Reste une question fondamentale : la peine sera-t-elle effectuée par Galvan ? En effet, une grâce royale est a priori irrévocable. Le pédophile purgera-t-il sa peine en Espagne où il a finalement été arrêté ce lundi ? Face à ces difficultés juridiques, les deux ministres de la Justice devraient se réunir, mardi 6 août, pour discuter de la situation. De leur côté, suite aux révélations du site Europapress.es, les médias espagnols affirment aujourd'hui que l'Espagne avait demandé l'extradition de Galvan et non pas sa grâce. Sur les 48 prisonniers, l'Espagne n'aurait ainsi demandé de gracier que 18 d'entre eux, espérant seulement l'extradition des 30 autres. Une information qu'aurait confirmé l'ambassadeur de Rabat selon le site El Confidencial.

Qui est vraiment Galvan ?

A ces polémiques sur les responsabilités de la grâce de Galvan, vient s'ajouter un autre aspect. En effet, ce sont les services secrets espagnols le CNI (Centro Nacional de Inteligencia) qui auraient demandé la libération de ces prisonniers, selon le quotidien El Pais. Le site internet marocain, Lakome évoque même la possible appartenance de l'intéressé aux services secrets ibériques.

Mais qui est vraiment Galvan ? C'est la question qui revient au Maroc et qui est posée aussi par Le Monde. L'homme aurait soutenu à son avocat qu'il était un officier de renseignement irakien. C'est ce qu'affirme le site internet Lakome, un journal marocain indépendant.Ces hypothèses du journal indépendant Lakome, ont été reprises par Le Monde.
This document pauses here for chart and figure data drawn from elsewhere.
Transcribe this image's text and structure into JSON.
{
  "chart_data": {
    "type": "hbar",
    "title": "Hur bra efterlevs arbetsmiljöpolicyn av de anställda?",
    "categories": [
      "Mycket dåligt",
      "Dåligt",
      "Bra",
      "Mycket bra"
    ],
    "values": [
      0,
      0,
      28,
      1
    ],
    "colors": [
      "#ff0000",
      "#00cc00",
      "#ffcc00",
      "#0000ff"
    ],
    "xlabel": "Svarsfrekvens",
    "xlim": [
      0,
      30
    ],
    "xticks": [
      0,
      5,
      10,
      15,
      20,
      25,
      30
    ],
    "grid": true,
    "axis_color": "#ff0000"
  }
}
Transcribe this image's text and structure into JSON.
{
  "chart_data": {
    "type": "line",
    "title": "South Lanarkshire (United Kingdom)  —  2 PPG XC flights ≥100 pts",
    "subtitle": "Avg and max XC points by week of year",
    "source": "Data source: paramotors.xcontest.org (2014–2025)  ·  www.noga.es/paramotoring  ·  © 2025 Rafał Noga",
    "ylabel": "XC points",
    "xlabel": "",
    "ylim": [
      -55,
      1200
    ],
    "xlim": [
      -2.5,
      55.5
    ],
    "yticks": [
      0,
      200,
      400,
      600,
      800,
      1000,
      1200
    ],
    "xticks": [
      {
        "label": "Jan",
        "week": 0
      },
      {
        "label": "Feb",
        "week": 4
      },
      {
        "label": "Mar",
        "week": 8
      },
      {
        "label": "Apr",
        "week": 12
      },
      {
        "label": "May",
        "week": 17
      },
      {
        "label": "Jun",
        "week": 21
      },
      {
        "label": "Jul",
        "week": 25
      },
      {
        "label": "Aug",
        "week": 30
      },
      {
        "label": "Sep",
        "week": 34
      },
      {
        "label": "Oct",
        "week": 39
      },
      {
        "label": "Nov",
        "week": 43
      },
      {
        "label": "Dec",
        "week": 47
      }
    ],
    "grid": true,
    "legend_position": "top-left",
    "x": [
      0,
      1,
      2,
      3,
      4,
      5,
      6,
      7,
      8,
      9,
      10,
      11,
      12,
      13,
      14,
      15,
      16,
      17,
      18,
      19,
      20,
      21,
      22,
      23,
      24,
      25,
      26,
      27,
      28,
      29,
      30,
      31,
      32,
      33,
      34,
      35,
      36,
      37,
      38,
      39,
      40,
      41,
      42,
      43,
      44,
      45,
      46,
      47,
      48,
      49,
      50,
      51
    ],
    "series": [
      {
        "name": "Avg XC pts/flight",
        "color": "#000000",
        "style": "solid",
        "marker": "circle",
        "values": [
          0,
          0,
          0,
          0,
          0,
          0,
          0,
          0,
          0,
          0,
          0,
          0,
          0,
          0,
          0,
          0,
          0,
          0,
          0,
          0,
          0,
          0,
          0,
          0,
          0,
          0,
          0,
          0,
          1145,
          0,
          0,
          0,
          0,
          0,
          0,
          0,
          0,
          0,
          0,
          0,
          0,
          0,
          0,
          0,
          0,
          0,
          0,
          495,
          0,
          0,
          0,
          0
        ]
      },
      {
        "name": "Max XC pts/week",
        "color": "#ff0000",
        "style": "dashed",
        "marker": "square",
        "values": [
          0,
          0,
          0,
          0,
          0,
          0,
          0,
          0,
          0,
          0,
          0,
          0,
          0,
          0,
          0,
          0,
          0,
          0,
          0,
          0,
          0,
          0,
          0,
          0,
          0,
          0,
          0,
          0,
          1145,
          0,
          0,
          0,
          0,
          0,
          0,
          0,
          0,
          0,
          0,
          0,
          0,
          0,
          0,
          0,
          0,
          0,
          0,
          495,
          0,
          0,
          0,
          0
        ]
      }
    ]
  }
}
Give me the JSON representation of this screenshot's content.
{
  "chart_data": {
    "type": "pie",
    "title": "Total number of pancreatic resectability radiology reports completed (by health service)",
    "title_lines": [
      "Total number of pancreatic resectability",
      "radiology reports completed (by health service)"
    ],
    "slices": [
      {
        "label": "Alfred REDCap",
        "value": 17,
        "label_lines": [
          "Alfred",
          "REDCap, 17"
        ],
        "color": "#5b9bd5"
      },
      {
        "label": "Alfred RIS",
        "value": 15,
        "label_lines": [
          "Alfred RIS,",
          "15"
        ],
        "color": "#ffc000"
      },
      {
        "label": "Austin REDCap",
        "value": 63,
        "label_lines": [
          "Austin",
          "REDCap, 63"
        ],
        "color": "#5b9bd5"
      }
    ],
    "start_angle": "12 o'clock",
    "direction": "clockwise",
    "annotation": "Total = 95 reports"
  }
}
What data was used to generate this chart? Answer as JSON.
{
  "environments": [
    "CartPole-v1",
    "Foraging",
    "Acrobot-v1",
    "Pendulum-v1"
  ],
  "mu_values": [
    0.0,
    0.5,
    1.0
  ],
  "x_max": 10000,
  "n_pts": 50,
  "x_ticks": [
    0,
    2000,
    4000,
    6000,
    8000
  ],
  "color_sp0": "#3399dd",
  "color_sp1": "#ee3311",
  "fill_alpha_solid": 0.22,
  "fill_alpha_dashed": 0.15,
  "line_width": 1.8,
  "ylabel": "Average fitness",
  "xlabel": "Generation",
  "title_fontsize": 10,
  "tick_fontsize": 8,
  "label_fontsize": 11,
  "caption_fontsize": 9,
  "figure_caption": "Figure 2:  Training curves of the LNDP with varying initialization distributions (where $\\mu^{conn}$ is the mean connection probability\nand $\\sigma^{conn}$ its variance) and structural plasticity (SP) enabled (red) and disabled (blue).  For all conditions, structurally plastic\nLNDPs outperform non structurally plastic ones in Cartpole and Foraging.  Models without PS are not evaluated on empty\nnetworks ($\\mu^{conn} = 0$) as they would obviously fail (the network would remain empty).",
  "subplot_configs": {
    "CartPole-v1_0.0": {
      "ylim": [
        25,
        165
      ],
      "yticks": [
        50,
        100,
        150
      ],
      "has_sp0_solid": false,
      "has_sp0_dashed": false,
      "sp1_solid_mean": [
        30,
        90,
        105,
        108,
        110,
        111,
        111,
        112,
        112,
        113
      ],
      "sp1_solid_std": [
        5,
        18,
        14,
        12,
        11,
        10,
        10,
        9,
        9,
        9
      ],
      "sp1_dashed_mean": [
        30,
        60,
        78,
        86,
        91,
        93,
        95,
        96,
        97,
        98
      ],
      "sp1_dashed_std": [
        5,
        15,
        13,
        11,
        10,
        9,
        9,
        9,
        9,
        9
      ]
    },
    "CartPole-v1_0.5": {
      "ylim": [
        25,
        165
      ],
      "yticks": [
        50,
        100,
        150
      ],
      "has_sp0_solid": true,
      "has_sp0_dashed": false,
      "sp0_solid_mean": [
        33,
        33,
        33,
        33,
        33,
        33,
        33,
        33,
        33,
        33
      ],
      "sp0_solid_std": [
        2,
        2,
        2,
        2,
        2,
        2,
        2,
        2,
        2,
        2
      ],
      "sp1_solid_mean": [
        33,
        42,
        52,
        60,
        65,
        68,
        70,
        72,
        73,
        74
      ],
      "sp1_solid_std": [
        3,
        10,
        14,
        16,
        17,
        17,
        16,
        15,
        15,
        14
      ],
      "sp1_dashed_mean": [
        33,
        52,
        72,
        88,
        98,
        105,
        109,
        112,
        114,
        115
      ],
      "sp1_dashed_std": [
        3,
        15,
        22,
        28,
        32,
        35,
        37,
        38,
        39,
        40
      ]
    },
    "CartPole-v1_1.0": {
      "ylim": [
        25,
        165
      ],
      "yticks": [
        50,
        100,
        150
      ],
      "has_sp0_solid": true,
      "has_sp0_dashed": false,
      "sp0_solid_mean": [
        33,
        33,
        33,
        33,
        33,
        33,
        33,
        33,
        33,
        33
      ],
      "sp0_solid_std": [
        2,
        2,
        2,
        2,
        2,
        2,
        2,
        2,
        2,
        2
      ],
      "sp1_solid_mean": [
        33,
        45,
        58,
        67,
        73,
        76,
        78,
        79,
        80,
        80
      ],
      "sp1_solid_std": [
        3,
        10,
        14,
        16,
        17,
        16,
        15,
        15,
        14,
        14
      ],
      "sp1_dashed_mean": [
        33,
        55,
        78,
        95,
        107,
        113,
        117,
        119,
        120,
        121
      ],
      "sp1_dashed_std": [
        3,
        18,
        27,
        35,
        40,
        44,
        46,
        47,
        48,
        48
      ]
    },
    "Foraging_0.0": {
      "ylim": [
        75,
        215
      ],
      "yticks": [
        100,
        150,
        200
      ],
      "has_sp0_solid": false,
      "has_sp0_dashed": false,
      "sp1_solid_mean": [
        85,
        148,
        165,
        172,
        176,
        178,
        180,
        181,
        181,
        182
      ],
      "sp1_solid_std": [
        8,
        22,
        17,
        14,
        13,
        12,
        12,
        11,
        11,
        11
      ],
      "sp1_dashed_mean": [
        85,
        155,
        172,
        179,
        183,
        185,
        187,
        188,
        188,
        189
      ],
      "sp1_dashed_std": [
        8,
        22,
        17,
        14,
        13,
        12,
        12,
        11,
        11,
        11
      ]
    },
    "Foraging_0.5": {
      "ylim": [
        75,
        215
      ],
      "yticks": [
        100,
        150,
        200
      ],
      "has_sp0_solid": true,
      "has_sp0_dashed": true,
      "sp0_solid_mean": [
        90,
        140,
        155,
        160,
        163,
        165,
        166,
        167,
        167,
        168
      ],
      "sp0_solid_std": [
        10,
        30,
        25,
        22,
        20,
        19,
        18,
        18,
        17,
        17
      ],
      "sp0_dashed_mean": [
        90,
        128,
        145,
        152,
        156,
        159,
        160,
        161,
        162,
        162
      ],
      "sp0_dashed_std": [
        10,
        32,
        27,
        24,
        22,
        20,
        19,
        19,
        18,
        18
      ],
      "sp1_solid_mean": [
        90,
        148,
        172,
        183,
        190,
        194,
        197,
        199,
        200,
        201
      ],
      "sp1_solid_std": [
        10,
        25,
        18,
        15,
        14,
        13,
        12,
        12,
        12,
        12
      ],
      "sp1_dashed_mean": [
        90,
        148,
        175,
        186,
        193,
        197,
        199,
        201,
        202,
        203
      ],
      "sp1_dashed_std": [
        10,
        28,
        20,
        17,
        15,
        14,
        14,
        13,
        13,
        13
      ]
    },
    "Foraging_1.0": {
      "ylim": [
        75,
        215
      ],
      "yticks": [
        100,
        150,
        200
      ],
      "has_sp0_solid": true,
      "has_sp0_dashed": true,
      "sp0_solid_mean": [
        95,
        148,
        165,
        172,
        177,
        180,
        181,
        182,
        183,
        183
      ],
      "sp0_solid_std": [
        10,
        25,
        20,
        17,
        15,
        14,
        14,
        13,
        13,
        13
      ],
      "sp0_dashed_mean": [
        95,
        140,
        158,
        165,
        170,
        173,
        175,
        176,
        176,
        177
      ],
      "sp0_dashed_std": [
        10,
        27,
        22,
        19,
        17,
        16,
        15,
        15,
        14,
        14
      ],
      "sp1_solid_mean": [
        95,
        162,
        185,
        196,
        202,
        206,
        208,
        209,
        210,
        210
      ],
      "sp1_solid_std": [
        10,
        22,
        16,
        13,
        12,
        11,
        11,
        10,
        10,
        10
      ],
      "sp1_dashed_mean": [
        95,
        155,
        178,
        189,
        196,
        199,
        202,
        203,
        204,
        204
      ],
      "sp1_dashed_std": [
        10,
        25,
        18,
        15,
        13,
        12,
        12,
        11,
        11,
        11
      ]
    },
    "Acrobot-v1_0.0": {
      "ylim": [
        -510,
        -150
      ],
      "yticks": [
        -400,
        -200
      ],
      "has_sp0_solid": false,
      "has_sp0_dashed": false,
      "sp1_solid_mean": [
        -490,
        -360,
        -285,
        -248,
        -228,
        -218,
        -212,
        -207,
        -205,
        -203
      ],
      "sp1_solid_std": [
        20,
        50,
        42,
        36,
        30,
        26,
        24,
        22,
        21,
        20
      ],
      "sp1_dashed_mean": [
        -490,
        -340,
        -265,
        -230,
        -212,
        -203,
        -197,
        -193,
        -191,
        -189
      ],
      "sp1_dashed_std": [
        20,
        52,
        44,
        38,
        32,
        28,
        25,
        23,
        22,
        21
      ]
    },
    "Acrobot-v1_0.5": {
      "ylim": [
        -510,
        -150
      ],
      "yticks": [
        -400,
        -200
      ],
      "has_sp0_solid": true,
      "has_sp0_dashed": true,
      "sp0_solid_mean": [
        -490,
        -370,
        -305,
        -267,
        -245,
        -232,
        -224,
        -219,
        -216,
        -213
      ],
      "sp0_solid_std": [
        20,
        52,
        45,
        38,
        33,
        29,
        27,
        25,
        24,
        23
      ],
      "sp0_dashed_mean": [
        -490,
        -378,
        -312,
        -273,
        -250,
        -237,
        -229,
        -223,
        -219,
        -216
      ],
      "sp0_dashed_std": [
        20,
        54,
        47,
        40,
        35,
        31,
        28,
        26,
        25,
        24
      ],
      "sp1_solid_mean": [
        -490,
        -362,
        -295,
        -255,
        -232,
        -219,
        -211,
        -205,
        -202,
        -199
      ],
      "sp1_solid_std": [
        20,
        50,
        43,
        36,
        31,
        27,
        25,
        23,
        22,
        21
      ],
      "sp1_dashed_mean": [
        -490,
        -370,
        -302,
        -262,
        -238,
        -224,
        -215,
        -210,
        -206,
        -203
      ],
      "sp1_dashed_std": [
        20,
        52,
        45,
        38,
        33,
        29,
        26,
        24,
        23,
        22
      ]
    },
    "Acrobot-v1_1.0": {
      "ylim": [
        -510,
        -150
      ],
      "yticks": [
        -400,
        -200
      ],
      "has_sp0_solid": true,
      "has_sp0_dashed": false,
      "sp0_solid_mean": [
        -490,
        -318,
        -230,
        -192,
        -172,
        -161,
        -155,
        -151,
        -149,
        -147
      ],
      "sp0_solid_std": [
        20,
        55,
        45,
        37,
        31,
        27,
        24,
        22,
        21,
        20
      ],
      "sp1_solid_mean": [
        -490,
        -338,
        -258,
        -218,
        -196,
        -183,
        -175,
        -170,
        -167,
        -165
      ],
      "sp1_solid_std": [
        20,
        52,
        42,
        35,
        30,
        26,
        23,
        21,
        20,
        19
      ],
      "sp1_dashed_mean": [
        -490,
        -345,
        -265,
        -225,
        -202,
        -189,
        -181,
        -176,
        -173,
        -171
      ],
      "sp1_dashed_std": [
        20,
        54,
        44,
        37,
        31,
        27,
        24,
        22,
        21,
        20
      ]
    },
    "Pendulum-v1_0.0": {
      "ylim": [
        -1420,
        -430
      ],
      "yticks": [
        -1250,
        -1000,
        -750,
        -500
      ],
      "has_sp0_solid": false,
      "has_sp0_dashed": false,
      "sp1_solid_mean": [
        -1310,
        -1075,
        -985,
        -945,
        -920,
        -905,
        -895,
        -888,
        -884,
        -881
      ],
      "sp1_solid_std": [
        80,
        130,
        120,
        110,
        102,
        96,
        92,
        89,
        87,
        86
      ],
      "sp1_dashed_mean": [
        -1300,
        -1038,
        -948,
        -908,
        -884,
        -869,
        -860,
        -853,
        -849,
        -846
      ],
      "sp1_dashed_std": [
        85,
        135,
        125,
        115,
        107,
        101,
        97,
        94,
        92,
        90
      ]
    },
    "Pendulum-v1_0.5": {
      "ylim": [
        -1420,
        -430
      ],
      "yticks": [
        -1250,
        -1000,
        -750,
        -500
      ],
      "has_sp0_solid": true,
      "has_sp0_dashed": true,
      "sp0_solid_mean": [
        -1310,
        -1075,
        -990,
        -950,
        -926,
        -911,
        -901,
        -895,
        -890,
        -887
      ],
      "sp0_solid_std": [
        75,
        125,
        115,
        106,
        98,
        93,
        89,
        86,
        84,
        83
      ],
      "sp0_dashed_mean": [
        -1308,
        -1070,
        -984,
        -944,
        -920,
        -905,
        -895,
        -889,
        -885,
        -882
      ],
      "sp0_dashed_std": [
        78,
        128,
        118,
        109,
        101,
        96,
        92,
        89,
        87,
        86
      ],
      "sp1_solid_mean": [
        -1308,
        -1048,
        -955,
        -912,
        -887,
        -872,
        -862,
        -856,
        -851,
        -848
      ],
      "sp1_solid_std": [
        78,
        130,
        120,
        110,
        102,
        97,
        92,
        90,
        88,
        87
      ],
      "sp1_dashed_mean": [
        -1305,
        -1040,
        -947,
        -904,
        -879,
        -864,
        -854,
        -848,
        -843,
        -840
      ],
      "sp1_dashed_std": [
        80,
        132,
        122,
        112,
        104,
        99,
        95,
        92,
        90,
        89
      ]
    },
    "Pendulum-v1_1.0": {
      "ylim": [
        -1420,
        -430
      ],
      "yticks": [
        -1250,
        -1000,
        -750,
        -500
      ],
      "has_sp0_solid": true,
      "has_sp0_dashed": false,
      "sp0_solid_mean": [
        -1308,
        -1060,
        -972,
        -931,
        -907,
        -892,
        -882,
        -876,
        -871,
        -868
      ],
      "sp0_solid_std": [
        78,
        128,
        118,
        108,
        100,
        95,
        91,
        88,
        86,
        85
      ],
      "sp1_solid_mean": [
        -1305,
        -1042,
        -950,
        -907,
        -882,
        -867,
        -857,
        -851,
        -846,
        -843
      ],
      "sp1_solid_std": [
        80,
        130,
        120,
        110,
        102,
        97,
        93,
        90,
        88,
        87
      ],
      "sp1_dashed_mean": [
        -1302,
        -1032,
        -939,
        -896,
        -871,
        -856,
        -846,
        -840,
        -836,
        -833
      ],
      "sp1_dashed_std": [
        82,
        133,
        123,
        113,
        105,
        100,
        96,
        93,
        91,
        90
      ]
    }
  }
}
Si le mystère plane donc sur l'identité de l'Espagnol, sa délinquance sexuelle, elle, est avérée. Ainsi, lors de son procès en 2011, le juge lui aurait demandé : "Pourquoi es-tu venu ici abuser de petits enfants?". Question à laquelle il aurait répondu : "parce qu'ils ne coûtent pas cher et que tout se fait avec de l'argent" selon El Pais.